Les graines de la Ciase
Pourquoi ces affaires n'ont-elles été rendues publiques que maintenant, dix-sept ans après sa mort (1912- 2007), lui qui ne pourra donc pas se défendre? Le travail récent de transparence entrepris par l'Église, à travers la Commission indépendante sur les abus sexuels (Ciase), a été prépondérant. Ses conclusions, rendues en octobre 2021, ont convaincu l'une des victimes de l'Abbé Pierre de prendre la parole. Cette femme, catholique, qui a suivi de près les travaux de la Ciase, a pris rendez-vous début 2023 par mail avec Véronique Margron, dominicaine et figure reconnue de l'écoute des victimes d'abus sexuels dans l'Église. Les graines plantées par le travail de transparence de l'institution ont germé. Car après s'être confiée sans résultat à des responsables d'Emmaüs "il y a longtemps, mais pas cinquante ans non plus", précise Véronique Margron, c'est vers l'Église que cette femme s'est tournée. "Le rapport de la Ciase l'a décidée à témoigner, elle a enfin senti qu'elle serait écoutée", poursuit la religieuse.
Cette femme a ensuite souhaité qu'Emmaüs et la Fondation Abbé- Pierre reconnaissent sa souffrance. Véronique Margron l'a mise en garde: "Ne pas être crue ou entendre sa douleur relativisée peut être extrêmement violent." La religieuse lui conseille de témoigner accompagnée d'un proche, ce qu'elle fait. Cette première rencontre avec les responsables des associations se tient en septembre 2023. Ils semblent sincèrement surpris par les accusations. "Aucun n'a dénigré ou minimisé sa parole", témoigne Véronique Margron, présente.
Un contexte propice
Ça n'a pas toujours été le cas. Les récentes révélations indiquent que l'omerta a longtemps régné chez Emmaüs et que les dérives de l'abbé, connues en interne, n'ont jamais été dénoncées publiquement. "Que rien n'ait été fait à l'époque me met très en colère", déplore Véronique Margron. Une faute que les responsables actuels n'ont pas voulu reproduire. Le 9 février 2024, l'association confie au cabinet Egaé, fondé par la militante féministe Caroline De Haas, le soin de mener l'enquête. Les temps changent, difficile pour elle de faire autrement. Les scandales #MeToo dans le cinéma, le monde du sport, au travail, dans tous les pans de la société, obligent désormais à considérer la parole des victimes de violences sexuelles. Ce contexte politique et médiatique paraît essentiel pour comprendre le timing de ces révélations. À cela s'ajoute le fait qu'Emmaüs, en pleine réorganisation interne en matière de gouvernance, a voulu faire table rase.

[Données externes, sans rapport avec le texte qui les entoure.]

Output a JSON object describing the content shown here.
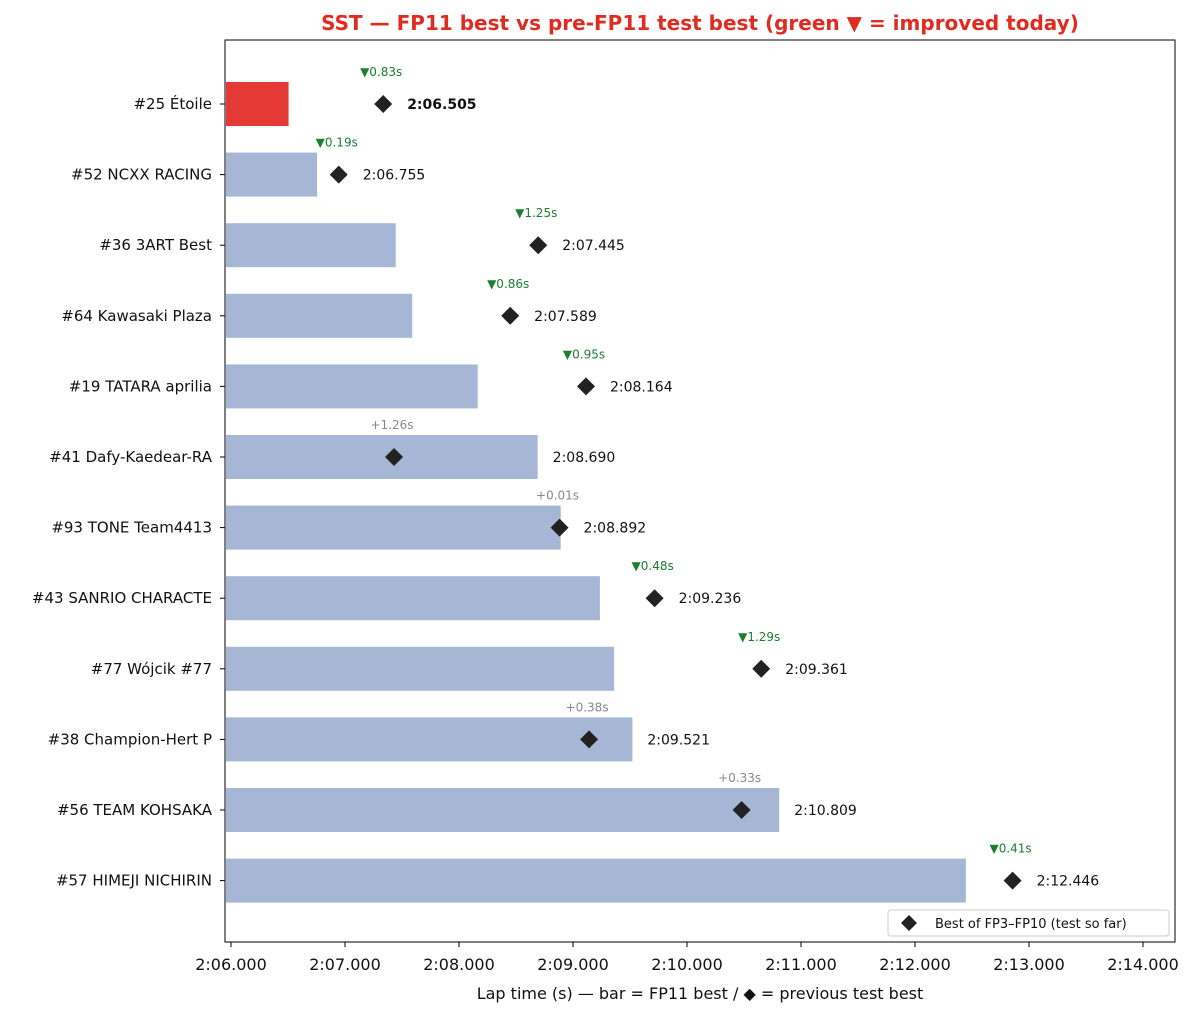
{
  "chart_data": {
    "type": "bar",
    "orientation": "horizontal",
    "title": "SST — FP11 best vs pre-FP11 test best (green ▼ = improved today)",
    "xlabel": "Lap time (s) — bar = FP11 best / ◆ = previous test best",
    "xlim": [
      126.0,
      134.0
    ],
    "xticks": [
      126,
      127,
      128,
      129,
      130,
      131,
      132,
      133,
      134
    ],
    "xtick_labels": [
      "2:06.000",
      "2:07.000",
      "2:08.000",
      "2:09.000",
      "2:10.000",
      "2:11.000",
      "2:12.000",
      "2:13.000",
      "2:14.000"
    ],
    "legend": {
      "label": "Best of FP3–FP10 (test so far)",
      "position": "lower-right"
    },
    "colors": {
      "highlight": "#e53935",
      "bar": "#a5b7d5",
      "improved": "#1b7f2f",
      "worse": "#888888",
      "marker": "#222222",
      "title": "#e02b20"
    },
    "rows": [
      {
        "label": "#25 Étoile",
        "fp11": 126.505,
        "fp11_label": "2:06.505",
        "prev": 127.335,
        "delta": "▼0.83s",
        "improved": true,
        "highlight": true
      },
      {
        "label": "#52 NCXX RACING",
        "fp11": 126.755,
        "fp11_label": "2:06.755",
        "prev": 126.945,
        "delta": "▼0.19s",
        "improved": true,
        "highlight": false
      },
      {
        "label": "#36 3ART Best",
        "fp11": 127.445,
        "fp11_label": "2:07.445",
        "prev": 128.695,
        "delta": "▼1.25s",
        "improved": true,
        "highlight": false
      },
      {
        "label": "#64 Kawasaki Plaza",
        "fp11": 127.589,
        "fp11_label": "2:07.589",
        "prev": 128.449,
        "delta": "▼0.86s",
        "improved": true,
        "highlight": false
      },
      {
        "label": "#19 TATARA aprilia",
        "fp11": 128.164,
        "fp11_label": "2:08.164",
        "prev": 129.114,
        "delta": "▼0.95s",
        "improved": true,
        "highlight": false
      },
      {
        "label": "#41 Dafy-Kaedear-RA",
        "fp11": 128.69,
        "fp11_label": "2:08.690",
        "prev": 127.43,
        "delta": "+1.26s",
        "improved": false,
        "highlight": false
      },
      {
        "label": "#93 TONE Team4413",
        "fp11": 128.892,
        "fp11_label": "2:08.892",
        "prev": 128.882,
        "delta": "+0.01s",
        "improved": false,
        "highlight": false
      },
      {
        "label": "#43 SANRIO CHARACTE",
        "fp11": 129.236,
        "fp11_label": "2:09.236",
        "prev": 129.716,
        "delta": "▼0.48s",
        "improved": true,
        "highlight": false
      },
      {
        "label": "#77 Wójcik #77",
        "fp11": 129.361,
        "fp11_label": "2:09.361",
        "prev": 130.651,
        "delta": "▼1.29s",
        "improved": true,
        "highlight": false
      },
      {
        "label": "#38 Champion-Hert P",
        "fp11": 129.521,
        "fp11_label": "2:09.521",
        "prev": 129.141,
        "delta": "+0.38s",
        "improved": false,
        "highlight": false
      },
      {
        "label": "#56 TEAM KOHSAKA",
        "fp11": 130.809,
        "fp11_label": "2:10.809",
        "prev": 130.479,
        "delta": "+0.33s",
        "improved": false,
        "highlight": false
      },
      {
        "label": "#57 HIMEJI NICHIRIN",
        "fp11": 132.446,
        "fp11_label": "2:12.446",
        "prev": 132.856,
        "delta": "▼0.41s",
        "improved": true,
        "highlight": false
      }
    ]
  }
}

Mais un silence de presque cinquante ans, tout de même? Il est certainement lié à la stature de l'abbé, autre raison de la date si tardive de ces divulgations. "Malheureusement, sa figure était à une telle hauteur qu'elle en était devenue parfaitement intouchable, soupire Véronique Margron. Aucune de ses agressions n'était audible. Ou alors l'on devait considérer qu'elles ne pesaient pas lourd à côté du bien qu'il faisait pour les pauvres."
Il apparaît encore plus difficile de parler lorsque l'on doit témoigner contre de grandes figures. "Si on touche à ces personnalités, nous avons l'impression que nous n'aurons plus de saints. L'Abbé Pierre a été élevé au rang de dieu mais il n'était qu'un homme", abonde Isabelle Le Bourgeois, psychanalyste et religieuse auxiliatrice.